Petitioner, who was serving consecutive sentences following a 2009 conviction of rape in the second degree and a 2010 conviction of offering a false instrument for filing in the first degree, was released to parole supervision in November 2016. Later that month, petitioner was charged with various violations of the conditions of his release. On the day of petitioner's final revocation hearing, he sought an adjournment to retain private counsel and, when his request was denied, he stated his intention to leave the hearing. After being informed by the Administrative Law Judge (hereinafter ALJ) that the hearing would continue in his absence if he chose to leave, petitioner addressed the ALJ in a profane manner and refused to participate. Following the hearing, a number of the charges were sustained. As a result, petitioner's parole was revoked and he was ordered held until his maximum expiration date. That determination was affirmed on administrative appeal and this CPLR article 78 proceeding ensued.[FN1]

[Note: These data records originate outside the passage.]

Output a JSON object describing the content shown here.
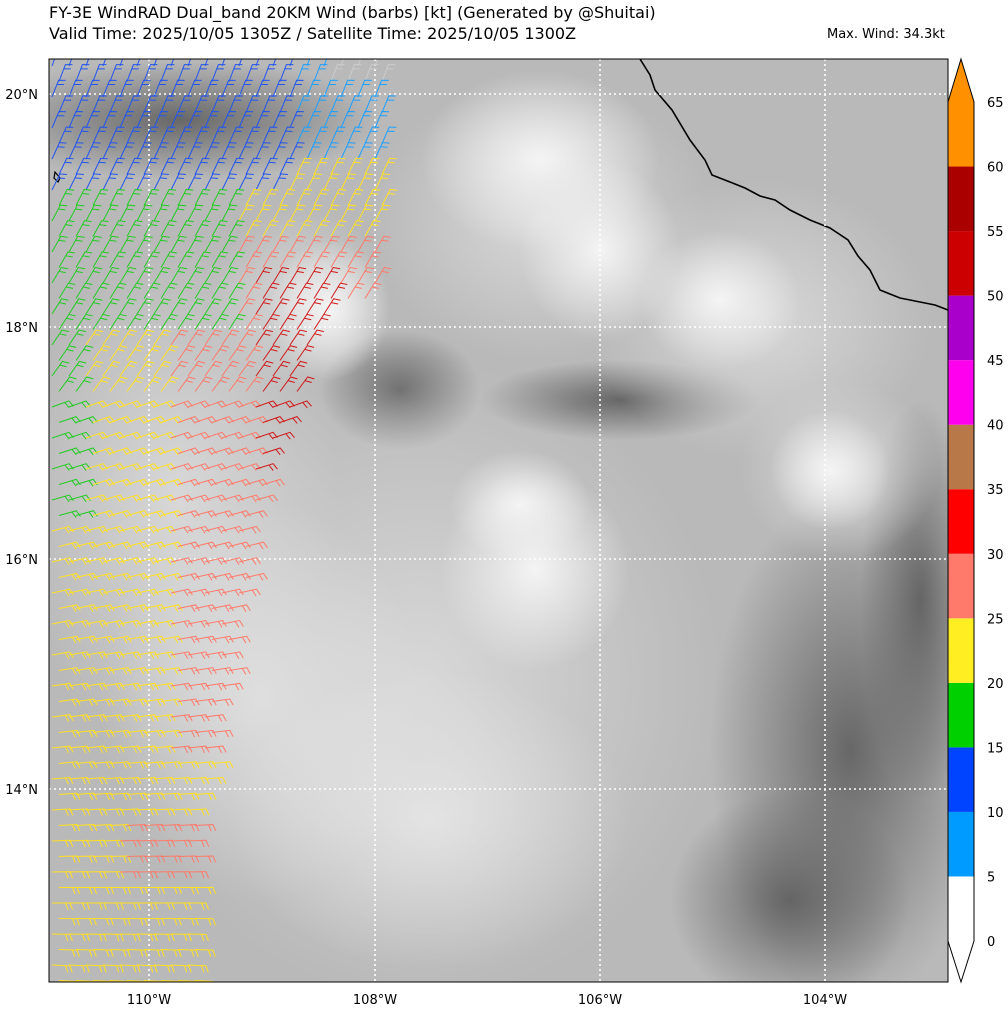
{
  "header": {
    "title_line1": "FY-3E WindRAD Dual_band 20KM Wind (barbs) [kt] (Generated by @Shuitai)",
    "title_line2": "Valid Time: 2025/10/05 1305Z / Satellite Time: 2025/10/05 1300Z",
    "max_wind": "Max. Wind: 34.3kt"
  },
  "map": {
    "lat_labels": [
      "20°N",
      "18°N",
      "16°N",
      "14°N"
    ],
    "lon_labels": [
      "110°W",
      "108°W",
      "106°W",
      "104°W"
    ]
  },
  "colorbar": {
    "tick_labels": [
      "0",
      "5",
      "10",
      "15",
      "20",
      "25",
      "30",
      "35",
      "40",
      "45",
      "50",
      "55",
      "60",
      "65"
    ],
    "colors": [
      "#ffffff",
      "#009bff",
      "#0044ff",
      "#00d000",
      "#ffee22",
      "#ff7a6a",
      "#ff0000",
      "#b87848",
      "#ff00ee",
      "#aa00cc",
      "#cc0000",
      "#aa0000",
      "#ff9000"
    ]
  }
}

We confirm. Initially, petitioner has not demonstrated that he failed to receive meaningful representation during his final revocation hearing. A mere disagreement regarding strategy or tactics does not constitute ineffective assistance of counsel (see Matter of Ordmandy v Travis, 300 AD2d 713, 714 [2002]). Although petitioner informed the ALJ that he wished to [*2]retain private counsel because assigned counsel had not sought certain evidence that she believed was irrelevant to the proceeding, petitioner had not retained private counsel and failed to demonstrate that it was necessary to relieve assigned counsel on the basis of their disagreement. Notwithstanding counsel's statement that she was uncomfortable speaking on petitioner's behalf with respect to entering a plea, she expressed on the record that she understood her obligation to represent petitioner to the best of her ability at the hearing. After the ALJ entered a plea of not guilty on petitioner's behalf, counsel cross-examined witnesses, made objections and presented a closing argument. Accordingly, we find that petitioner was afforded the effective assistance of counsel (see Matter of Partee v Stanford, 159 AD3d 1294, 1295 [2018]).

To the extent that they are preserved for our review, we have examined petitioner's remaining contentions, including his claims that the decision to hold him until his maximum expiration date was unduly harsh and that the determination flowed from bias on the part of the ALJ, and found them to lack merit.

Garry, P.J., Lynch, Devine, Mulvey and Rumsey, JJ., concur.

ADJUDGED that the determination is confirmed, without costs, and petition dismissed.


Footnote 1: Petitioner has abandoned any substantial evidence challenge by failing to raise it in his brief on appeal (see Matter of McMaster v Rodriguez, 159 AD3d 1173, 1174 [2018]).